CLI provider Type Source
ris laws + cases Rechtsinformationssystem des Bundes (RIS)
gii laws Gesetze im Internet (gesetze-im-internet.de)
rii cases Rechtsprechung im Internet (RII) — federal courts
by cases Gesetze Bayern — Bavarian courts
nrw cases NRWE Rechtsprechungsdatenbank — NRW courts
ns cases NI-VORIS Niedersachsen
eu cases EUR-Lex — EU court decisions
juris-bb cases Landesrecht Berlin-Brandenburg
juris-bw cases Landesrecht Baden-Württemberg
juris-he cases Landesrecht Hessen
juris-hh cases Landesrecht Hamburg
juris-mv cases Landesrecht Mecklenburg-Vorpommern
juris-rlp cases Landesrecht Rheinland-Pfalz
juris-sa cases Landesrecht Sachsen-Anhalt
juris-sh cases Landesrecht Schleswig-Holstein
juris-sl cases Landesrecht Saarland
juris-th cases Landesrecht Thüringen
dummy laws + cases Django fixture JSON files (for testing)

Installation

pip install oldp-ingestor

Some providers require Playwright browsers.

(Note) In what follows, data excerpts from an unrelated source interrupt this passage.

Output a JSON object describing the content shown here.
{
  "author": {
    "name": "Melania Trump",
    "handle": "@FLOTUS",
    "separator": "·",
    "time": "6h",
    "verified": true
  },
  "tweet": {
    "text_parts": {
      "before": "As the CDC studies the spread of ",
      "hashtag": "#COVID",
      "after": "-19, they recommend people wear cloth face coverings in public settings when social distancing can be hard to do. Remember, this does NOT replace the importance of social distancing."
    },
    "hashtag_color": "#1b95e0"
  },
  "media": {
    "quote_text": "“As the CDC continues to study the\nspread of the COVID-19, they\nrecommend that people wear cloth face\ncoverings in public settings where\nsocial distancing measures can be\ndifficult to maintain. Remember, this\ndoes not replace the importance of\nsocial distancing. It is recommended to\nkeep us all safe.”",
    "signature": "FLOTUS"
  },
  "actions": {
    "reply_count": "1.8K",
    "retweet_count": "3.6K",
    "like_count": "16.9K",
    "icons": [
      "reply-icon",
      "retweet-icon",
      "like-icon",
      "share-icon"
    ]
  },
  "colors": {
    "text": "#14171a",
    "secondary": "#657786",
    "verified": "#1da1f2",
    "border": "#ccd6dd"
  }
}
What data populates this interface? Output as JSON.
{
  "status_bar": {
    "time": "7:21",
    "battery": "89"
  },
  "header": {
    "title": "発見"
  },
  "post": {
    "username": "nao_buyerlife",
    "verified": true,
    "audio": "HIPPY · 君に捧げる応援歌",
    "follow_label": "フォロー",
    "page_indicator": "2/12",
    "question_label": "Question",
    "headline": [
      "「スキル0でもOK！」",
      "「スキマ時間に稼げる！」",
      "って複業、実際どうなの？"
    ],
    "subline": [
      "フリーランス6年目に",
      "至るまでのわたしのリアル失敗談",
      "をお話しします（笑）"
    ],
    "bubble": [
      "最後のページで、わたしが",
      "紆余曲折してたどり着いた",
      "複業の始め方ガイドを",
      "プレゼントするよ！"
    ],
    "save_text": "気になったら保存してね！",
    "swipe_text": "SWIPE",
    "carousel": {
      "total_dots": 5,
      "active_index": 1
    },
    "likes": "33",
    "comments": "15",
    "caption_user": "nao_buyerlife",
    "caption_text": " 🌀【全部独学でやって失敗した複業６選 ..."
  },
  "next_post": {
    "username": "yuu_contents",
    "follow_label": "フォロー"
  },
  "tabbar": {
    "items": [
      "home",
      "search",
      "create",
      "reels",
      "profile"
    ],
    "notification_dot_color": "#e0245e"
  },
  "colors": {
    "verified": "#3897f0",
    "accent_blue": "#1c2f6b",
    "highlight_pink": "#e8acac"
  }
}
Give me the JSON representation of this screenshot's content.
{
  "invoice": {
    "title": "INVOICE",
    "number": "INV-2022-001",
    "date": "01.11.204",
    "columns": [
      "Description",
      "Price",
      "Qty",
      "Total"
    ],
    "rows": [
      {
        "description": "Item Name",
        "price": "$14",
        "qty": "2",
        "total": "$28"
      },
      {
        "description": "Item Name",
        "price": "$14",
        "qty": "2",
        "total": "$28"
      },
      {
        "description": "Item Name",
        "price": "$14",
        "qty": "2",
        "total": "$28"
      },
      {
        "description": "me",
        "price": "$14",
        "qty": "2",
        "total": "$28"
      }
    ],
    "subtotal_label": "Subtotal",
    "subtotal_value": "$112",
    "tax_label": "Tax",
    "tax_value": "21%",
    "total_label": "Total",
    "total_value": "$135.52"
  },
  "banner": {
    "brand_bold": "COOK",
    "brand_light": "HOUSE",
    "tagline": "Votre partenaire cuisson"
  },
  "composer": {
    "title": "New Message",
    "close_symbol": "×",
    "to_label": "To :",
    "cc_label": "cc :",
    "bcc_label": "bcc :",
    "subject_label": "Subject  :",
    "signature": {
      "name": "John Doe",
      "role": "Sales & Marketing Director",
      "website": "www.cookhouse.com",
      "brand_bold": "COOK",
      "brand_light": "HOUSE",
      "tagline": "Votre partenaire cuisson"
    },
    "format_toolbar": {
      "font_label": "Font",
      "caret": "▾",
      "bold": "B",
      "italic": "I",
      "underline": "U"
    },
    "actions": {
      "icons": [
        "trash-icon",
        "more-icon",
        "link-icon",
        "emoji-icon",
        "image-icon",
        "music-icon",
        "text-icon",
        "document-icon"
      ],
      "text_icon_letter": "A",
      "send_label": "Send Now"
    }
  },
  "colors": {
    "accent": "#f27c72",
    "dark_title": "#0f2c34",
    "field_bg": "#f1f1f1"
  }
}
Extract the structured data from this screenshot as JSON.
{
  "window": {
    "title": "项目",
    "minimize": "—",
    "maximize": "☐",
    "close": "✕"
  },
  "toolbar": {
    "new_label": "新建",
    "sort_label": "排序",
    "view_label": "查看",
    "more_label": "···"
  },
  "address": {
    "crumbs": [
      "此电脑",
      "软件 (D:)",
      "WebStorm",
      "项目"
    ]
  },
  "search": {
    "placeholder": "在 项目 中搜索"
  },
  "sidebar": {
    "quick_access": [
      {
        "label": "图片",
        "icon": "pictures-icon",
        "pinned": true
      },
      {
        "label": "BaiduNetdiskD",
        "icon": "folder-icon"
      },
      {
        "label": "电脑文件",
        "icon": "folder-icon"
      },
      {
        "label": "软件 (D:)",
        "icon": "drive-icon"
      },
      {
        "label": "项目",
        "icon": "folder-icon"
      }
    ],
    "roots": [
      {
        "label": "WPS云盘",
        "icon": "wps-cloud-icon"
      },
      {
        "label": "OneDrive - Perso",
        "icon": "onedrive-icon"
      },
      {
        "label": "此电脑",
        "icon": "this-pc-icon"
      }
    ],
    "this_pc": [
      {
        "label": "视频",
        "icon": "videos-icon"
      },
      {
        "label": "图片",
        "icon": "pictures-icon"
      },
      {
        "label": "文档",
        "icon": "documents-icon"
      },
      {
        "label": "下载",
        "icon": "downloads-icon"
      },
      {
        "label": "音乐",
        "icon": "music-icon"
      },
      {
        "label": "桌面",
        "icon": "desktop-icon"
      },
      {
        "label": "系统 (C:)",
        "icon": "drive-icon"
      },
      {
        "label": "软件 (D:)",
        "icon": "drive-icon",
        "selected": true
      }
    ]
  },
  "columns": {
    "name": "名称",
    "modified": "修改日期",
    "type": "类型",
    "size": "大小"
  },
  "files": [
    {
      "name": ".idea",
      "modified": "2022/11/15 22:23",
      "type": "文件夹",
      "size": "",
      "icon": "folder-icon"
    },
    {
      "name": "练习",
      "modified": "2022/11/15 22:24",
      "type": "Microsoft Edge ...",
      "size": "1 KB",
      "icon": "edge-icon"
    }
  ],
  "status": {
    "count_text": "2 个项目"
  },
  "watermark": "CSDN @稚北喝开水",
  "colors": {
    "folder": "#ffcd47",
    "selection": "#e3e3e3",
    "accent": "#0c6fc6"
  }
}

Install them after pip:

playwright install chromium

For development, clone the repo and use Make (auto-detects uv or falls back to pip):

git clone https://github.com/openlegaldata/oldp-ingestor.git
cd oldp-ingestor
make install

Configuration

Set the following environment variables (or add them to a .env file):

Variable Description
OLDP_API_URL Base URL of the OLDP instance (e.g. http://localhost:8000)
OLDP_API_TOKEN API authentication token
OLDP_API_HTTP_AUTH Optional HTTP basic auth in user:password format

Usage

Show API info

oldp-ingestor info

Ingest laws

From the RIS API (rechtsinformationen.bund.de)

# Ingest all available legislation
oldp-ingestor laws --provider ris

# Search for specific legislation
oldp-ingestor laws --provider ris --search-term "EinbTestV"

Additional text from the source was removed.